I almost split them. They target different users. Pipeline is for teams doing feature work across repos. Code Search MCP is for any developer using any AI assistant. Different install stories, different mental models.

But they share the hard parts. The tree-sitter parsing, the cross-repo edge detection, the embedding pipeline. Splitting them meant maintaining two copies of all that.

So they ship together, under the Anvil umbrella. Use either. Use both. Use neither — the code is MIT, so rip out the parts you want.

What I care about, technically

Everything runs on your machine. Dashboard, pipeline, knowledge graph, indexing — all local.

No telemetry. No analytics. No crash reporters. No phone-home. I checked twice.

No account system. Nothing to sign up for.

Your code only goes to the LLM provider you explicitly select. Anvil never proxies or stores it.

MIT licensed. Every line auditable.

I wanted AI tooling that didn't compromise on any of this. There is a lot of AI dev tooling out there now, but most of it sends your code through someone's SaaS. I didn't want that for my own work, and I figured other people might not want it either.

What's still weak

The 8-stage pipeline is opinionated. It works for how I work. If your workflow doesn't fit "describe, plan, code, ship" it'll feel stiff.

The cross-repo detection strategies cover my stack. GraphQL federation, event sourcing, and some message queue patterns aren't handled yet. I'm collecting edge cases.

The dashboard isn't pretty. I spent the time on correctness.

If you try it

The repo is at https://github.com/esanmohammad/Anvil

Code Search MCP is one line to install. Pipeline takes a config file — anvil init walks you through it.

I'd love to hear what breaks. Especially the cross-repo detection, and which of the 11 MCP tools you actually use in practice. I suspect two or three should be cut and I don't know which ones yet.

This is my first time shipping a side project in public. Feedback welcome, roasts too.

If you found any of this useful, the repo is on GitHub and I'd love a star — it helps other people find it.

Top comments (2)

PEACEBINFLOW • Apr 22

The detail about resumability after auth expiration is the kind of thing that only comes from losing real work. Not hypothetical work. Not "this would be nice to have." Actual hours of context and progress, gone because a token timed out while you stepped away. That specific pain is what turns a feature from "maybe later" into "this is why the pipeline exists."
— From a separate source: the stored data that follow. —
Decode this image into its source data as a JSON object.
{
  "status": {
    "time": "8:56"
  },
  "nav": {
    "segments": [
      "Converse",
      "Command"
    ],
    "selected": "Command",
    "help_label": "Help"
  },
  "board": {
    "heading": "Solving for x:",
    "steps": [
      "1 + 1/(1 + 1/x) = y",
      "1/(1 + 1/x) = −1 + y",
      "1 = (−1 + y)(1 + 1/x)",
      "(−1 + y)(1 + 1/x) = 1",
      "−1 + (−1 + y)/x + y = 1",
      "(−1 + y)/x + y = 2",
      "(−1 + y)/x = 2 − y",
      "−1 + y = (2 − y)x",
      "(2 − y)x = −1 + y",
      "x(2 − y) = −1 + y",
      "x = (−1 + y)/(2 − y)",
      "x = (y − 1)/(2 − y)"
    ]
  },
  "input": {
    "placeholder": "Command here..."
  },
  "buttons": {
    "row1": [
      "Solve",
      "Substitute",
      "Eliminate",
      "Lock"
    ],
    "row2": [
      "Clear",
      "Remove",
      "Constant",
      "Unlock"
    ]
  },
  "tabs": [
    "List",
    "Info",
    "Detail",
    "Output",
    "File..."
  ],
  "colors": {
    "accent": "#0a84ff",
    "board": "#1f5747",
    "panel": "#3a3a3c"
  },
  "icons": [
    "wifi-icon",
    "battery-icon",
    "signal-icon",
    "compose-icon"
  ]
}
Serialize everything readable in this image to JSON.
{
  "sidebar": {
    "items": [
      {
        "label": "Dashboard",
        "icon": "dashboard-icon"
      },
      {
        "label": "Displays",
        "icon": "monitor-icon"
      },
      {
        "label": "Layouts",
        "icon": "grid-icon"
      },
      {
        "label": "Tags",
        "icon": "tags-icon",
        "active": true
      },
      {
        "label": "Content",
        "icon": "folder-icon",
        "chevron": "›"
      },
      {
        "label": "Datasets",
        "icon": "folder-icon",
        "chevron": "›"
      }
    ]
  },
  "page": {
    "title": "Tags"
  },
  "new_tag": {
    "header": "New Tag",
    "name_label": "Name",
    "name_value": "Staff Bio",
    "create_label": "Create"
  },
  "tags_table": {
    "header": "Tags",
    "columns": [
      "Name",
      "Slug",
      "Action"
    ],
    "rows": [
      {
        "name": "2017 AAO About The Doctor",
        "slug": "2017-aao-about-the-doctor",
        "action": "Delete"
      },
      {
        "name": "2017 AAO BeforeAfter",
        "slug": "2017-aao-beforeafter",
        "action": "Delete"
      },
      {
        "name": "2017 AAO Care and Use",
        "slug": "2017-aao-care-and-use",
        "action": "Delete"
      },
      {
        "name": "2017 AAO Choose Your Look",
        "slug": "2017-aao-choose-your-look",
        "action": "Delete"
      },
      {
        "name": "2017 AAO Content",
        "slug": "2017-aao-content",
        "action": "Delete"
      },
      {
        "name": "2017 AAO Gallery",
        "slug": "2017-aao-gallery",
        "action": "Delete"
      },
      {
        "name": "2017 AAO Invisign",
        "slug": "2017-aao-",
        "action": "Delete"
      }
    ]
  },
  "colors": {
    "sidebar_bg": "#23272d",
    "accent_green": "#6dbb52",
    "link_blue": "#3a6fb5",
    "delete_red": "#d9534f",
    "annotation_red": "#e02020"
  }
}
What I find interesting is how this inverts the usual relationship with AI tools. Normally, you adapt to the tool's constraints. You learn to save often, to keep sessions short, to never walk away mid-run. Anvil adapts the tool to your constraints. The checkpointing doesn't make the AI smarter. It just makes it less brittle to the realities of working with cloud APIs. That's a different kind of value. Not flashy, but it's the difference between a tool you use once for a demo and a tool that becomes part of your daily workflow.
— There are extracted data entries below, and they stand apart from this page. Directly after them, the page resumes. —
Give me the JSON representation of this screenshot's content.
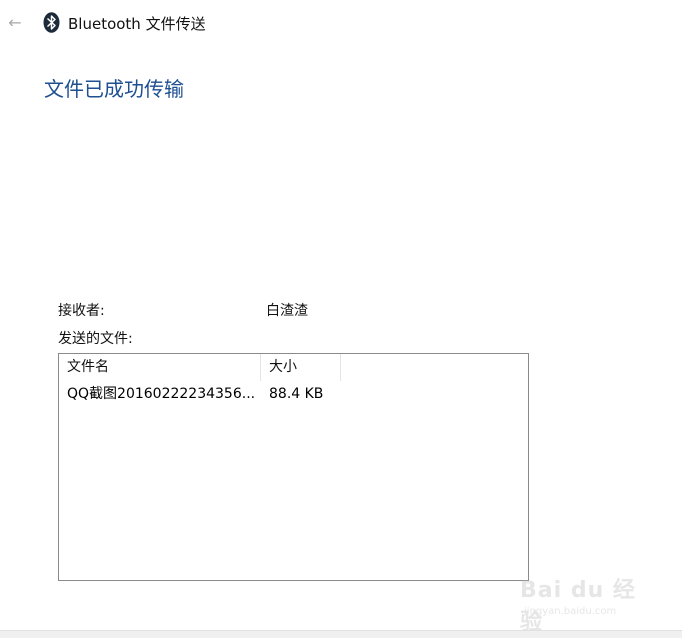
{
  "window": {
    "title": "Bluetooth 文件传送",
    "back_icon": "back-arrow-icon",
    "app_icon": "bluetooth-icon"
  },
  "main": {
    "heading": "文件已成功传输",
    "recipient_label": "接收者:",
    "recipient_value": "白渣渣",
    "files_label": "发送的文件:"
  },
  "file_table": {
    "columns": [
      "文件名",
      "大小"
    ],
    "rows": [
      {
        "name": "QQ截图20160222234356...",
        "size": "88.4 KB"
      }
    ]
  },
  "watermark": {
    "text": "Bai du 经验",
    "url": "jingyan.baidu.com"
  },
  "colors": {
    "heading": "#1d4f91",
    "bluetooth_icon": "#1c2a3a"
  }
}
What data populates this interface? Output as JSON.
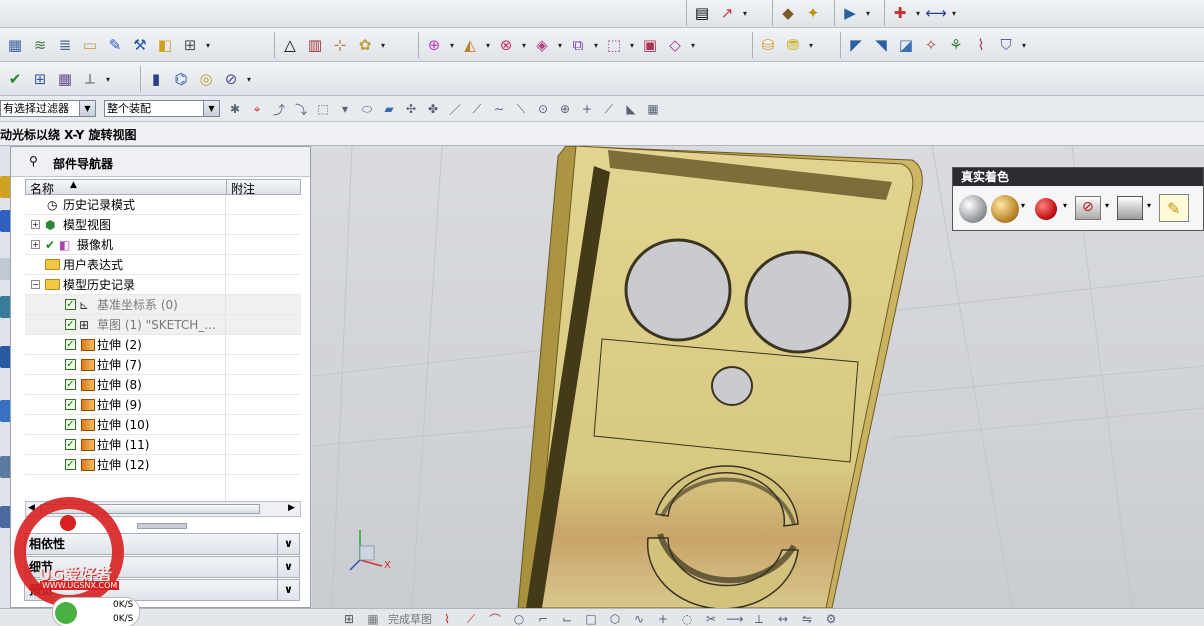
{
  "toolbar": {
    "filter_select": "有选择过滤器",
    "assembly_select": "整个装配"
  },
  "view_title": "动光标以绕 X-Y 旋转视图",
  "navigator": {
    "title": "部件导航器",
    "col_name": "名称",
    "col_note": "附注",
    "items": [
      {
        "label": "历史记录模式"
      },
      {
        "label": "模型视图"
      },
      {
        "label": "摄像机"
      },
      {
        "label": "用户表达式"
      },
      {
        "label": "模型历史记录"
      },
      {
        "label": "基准坐标系 (0)"
      },
      {
        "label": "草图 (1) \"SKETCH_..."
      },
      {
        "label": "拉伸 (2)"
      },
      {
        "label": "拉伸 (7)"
      },
      {
        "label": "拉伸 (8)"
      },
      {
        "label": "拉伸 (9)"
      },
      {
        "label": "拉伸 (10)"
      },
      {
        "label": "拉伸 (11)"
      },
      {
        "label": "拉伸 (12)"
      }
    ],
    "panels": [
      {
        "label": "相依性"
      },
      {
        "label": "细节"
      },
      {
        "label": "预览"
      }
    ]
  },
  "shading_palette": {
    "title": "真实着色"
  },
  "status_bar": {
    "speed1": "0K/S",
    "speed2": "0K/S",
    "sketch_label": "完成草图"
  },
  "watermark": {
    "text": "UG爱好者",
    "url": "WWW.UGSNX.COM"
  },
  "axis_label": "X",
  "colors": {
    "part": "#d8c87e",
    "accent": "#1b7a1b",
    "viewport": "#d2d4d8"
  }
}
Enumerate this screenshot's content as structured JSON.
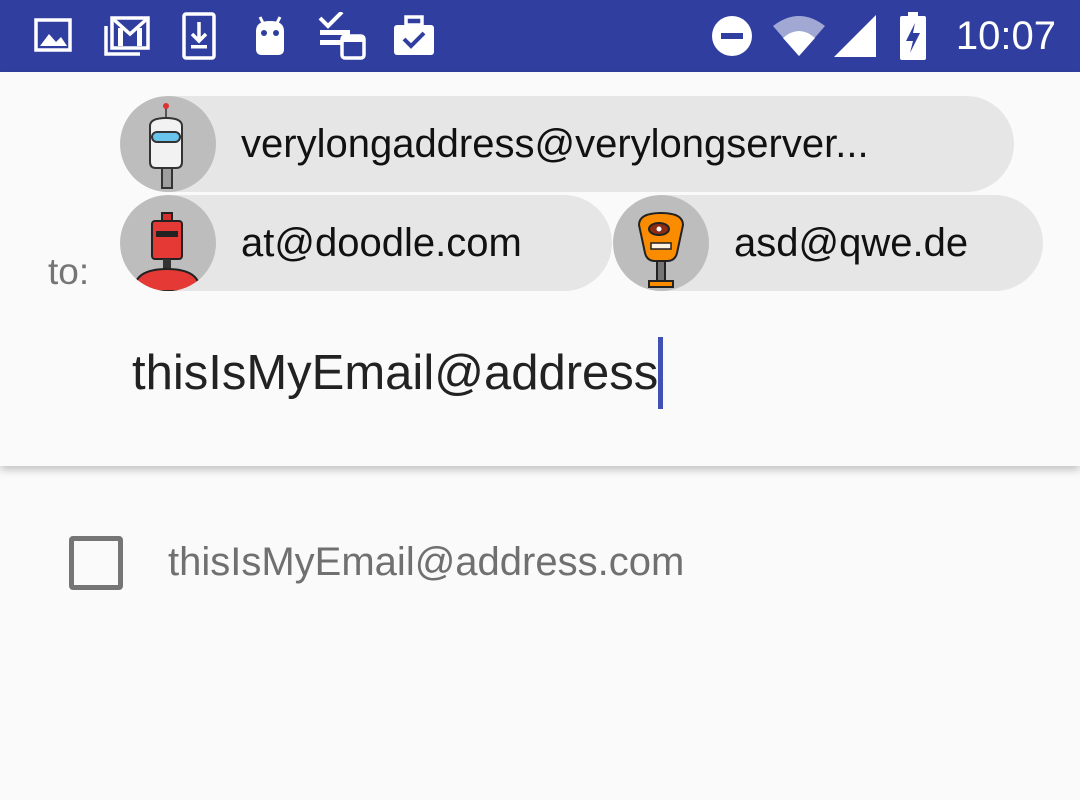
{
  "status_bar": {
    "time": "10:07",
    "background_color": "#303f9f",
    "left_icons": [
      "image-icon",
      "gmail-icon",
      "download-icon",
      "android-icon",
      "tasks-icon",
      "work-icon"
    ],
    "right_icons": [
      "do-not-disturb-icon",
      "wifi-icon",
      "cell-signal-icon",
      "battery-charging-icon"
    ]
  },
  "recipients": {
    "to_label": "to:",
    "chips": [
      {
        "label": "verylongaddress@verylongserver...",
        "avatar": "white-robot-avatar"
      },
      {
        "label": "at@doodle.com",
        "avatar": "red-robot-avatar"
      },
      {
        "label": "asd@qwe.de",
        "avatar": "orange-robot-avatar"
      }
    ],
    "input": {
      "value": "thisIsMyEmail@address"
    },
    "accent_color": "#3f51b5",
    "chip_color": "#e6e6e6"
  },
  "suggestions": [
    {
      "label": "thisIsMyEmail@address.com",
      "checked": false
    }
  ]
}
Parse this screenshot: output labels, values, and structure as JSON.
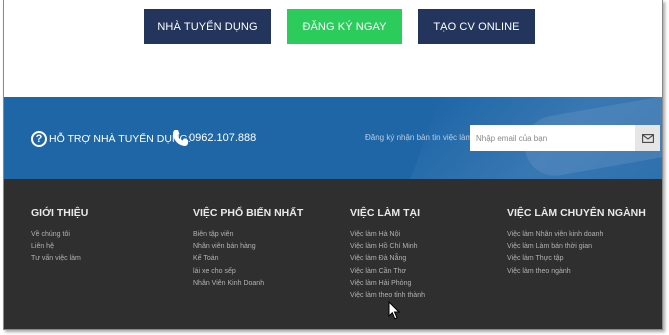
{
  "buttons": {
    "employer": "NHÀ TUYỂN DỤNG",
    "register": "ĐĂNG KÝ NGAY",
    "create_cv": "TẠO CV ONLINE"
  },
  "support": {
    "help_label": "HỖ TRỢ NHÀ TUYỂN DỤNG:",
    "phone": "0962.107.888",
    "newsletter_label": "Đăng ký nhận bản tin việc làm",
    "email_placeholder": "Nhập email của bạn"
  },
  "footer": {
    "columns": [
      {
        "title": "GIỚI THIỆU",
        "links": [
          "Về chúng tôi",
          "Liên hệ",
          "Tư vấn việc làm"
        ]
      },
      {
        "title": "VIỆC PHỔ BIẾN NHẤT",
        "links": [
          "Biên tập viên",
          "Nhân viên bán hàng",
          "Kế Toán",
          "lái xe cho sếp",
          "Nhân Viên Kinh Doanh"
        ]
      },
      {
        "title": "VIỆC LÀM TẠI",
        "links": [
          "Việc làm Hà Nội",
          "Việc làm Hồ Chí Minh",
          "Việc làm Đà Nẵng",
          "Việc làm Cần Thơ",
          "Việc làm Hải Phòng",
          "Việc làm theo tỉnh thành"
        ]
      },
      {
        "title": "VIỆC LÀM CHUYÊN NGÀNH",
        "links": [
          "Việc làm Nhân viên kinh doanh",
          "Việc làm Làm bán thời gian",
          "Việc làm Thực tập",
          "Việc làm theo ngành"
        ]
      }
    ]
  },
  "colors": {
    "navy_button": "#23355d",
    "green_button": "#2bcc5c",
    "support_bar": "#1f66a7",
    "footer_bg": "#2f2f2f"
  },
  "icons": [
    "question-circle-icon",
    "phone-icon",
    "envelope-icon",
    "mouse-cursor-icon"
  ]
}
The four-layer skip logic for incremental indexing is the same pattern in a different domain. It's not about making the index better. It's about making it cheaper to maintain so you actually keep it current. The best index in the world is useless if it's stale because reindexing was too painful to run regularly.
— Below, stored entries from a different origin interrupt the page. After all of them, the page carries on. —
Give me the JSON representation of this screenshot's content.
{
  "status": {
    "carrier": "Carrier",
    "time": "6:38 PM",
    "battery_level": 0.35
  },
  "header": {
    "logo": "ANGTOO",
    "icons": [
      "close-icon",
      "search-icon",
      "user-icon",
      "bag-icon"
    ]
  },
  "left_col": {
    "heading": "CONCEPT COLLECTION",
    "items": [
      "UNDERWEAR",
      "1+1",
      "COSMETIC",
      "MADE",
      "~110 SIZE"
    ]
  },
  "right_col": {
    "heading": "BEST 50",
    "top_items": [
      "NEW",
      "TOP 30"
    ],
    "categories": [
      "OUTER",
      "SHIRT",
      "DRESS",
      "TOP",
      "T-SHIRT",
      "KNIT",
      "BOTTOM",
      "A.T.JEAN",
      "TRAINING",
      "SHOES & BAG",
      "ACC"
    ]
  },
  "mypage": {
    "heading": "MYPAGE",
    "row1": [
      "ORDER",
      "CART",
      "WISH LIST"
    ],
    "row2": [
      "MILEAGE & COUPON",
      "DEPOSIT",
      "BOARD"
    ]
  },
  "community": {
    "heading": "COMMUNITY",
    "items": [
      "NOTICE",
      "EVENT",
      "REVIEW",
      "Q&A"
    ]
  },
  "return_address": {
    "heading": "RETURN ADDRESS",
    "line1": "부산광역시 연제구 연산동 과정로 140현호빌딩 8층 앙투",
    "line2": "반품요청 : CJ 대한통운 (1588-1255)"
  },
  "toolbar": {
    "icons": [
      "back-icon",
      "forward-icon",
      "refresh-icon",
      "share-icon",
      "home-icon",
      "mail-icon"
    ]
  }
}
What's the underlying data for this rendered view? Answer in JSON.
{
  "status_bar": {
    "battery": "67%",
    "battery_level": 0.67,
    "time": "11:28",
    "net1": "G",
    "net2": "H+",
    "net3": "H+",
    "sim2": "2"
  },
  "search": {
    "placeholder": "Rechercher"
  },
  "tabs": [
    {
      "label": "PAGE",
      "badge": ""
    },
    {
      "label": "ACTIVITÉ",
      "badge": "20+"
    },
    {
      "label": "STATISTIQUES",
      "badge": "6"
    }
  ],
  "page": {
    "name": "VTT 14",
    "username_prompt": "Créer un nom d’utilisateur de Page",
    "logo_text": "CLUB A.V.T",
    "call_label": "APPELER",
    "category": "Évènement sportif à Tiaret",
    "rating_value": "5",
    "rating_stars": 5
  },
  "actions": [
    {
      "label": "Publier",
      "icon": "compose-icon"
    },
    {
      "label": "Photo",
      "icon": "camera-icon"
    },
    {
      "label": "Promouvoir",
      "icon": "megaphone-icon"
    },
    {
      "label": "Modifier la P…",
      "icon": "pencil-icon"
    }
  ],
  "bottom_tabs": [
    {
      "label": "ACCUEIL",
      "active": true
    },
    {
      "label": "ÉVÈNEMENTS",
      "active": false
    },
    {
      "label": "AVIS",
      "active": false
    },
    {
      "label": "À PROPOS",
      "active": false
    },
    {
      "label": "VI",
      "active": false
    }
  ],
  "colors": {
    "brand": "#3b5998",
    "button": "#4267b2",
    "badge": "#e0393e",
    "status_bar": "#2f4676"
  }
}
I'm curious about the impact_analysis tool specifically. You mentioned using it more than expected. Is that because the AI's guesses about impact were plausible but wrong in ways that were hard to detect without actually running the graph? Or is it more that you just didn't trust the guesses and wanted ground truth before acting? The distinction matters for understanding whether the tool is providing new information or just providing confidence.

Esan Mohammad • Apr 23

Hey, thank you for feedback. Current implementations are just my thoughts how certain things should behave.
My idea is to get different perspective on this. And current project is in very early phase and there's much in pipeline.

Impact_analysis is because I don't want AI to guess things. I want clear answer of what will break if I change things. I want AI to run in controlled manner.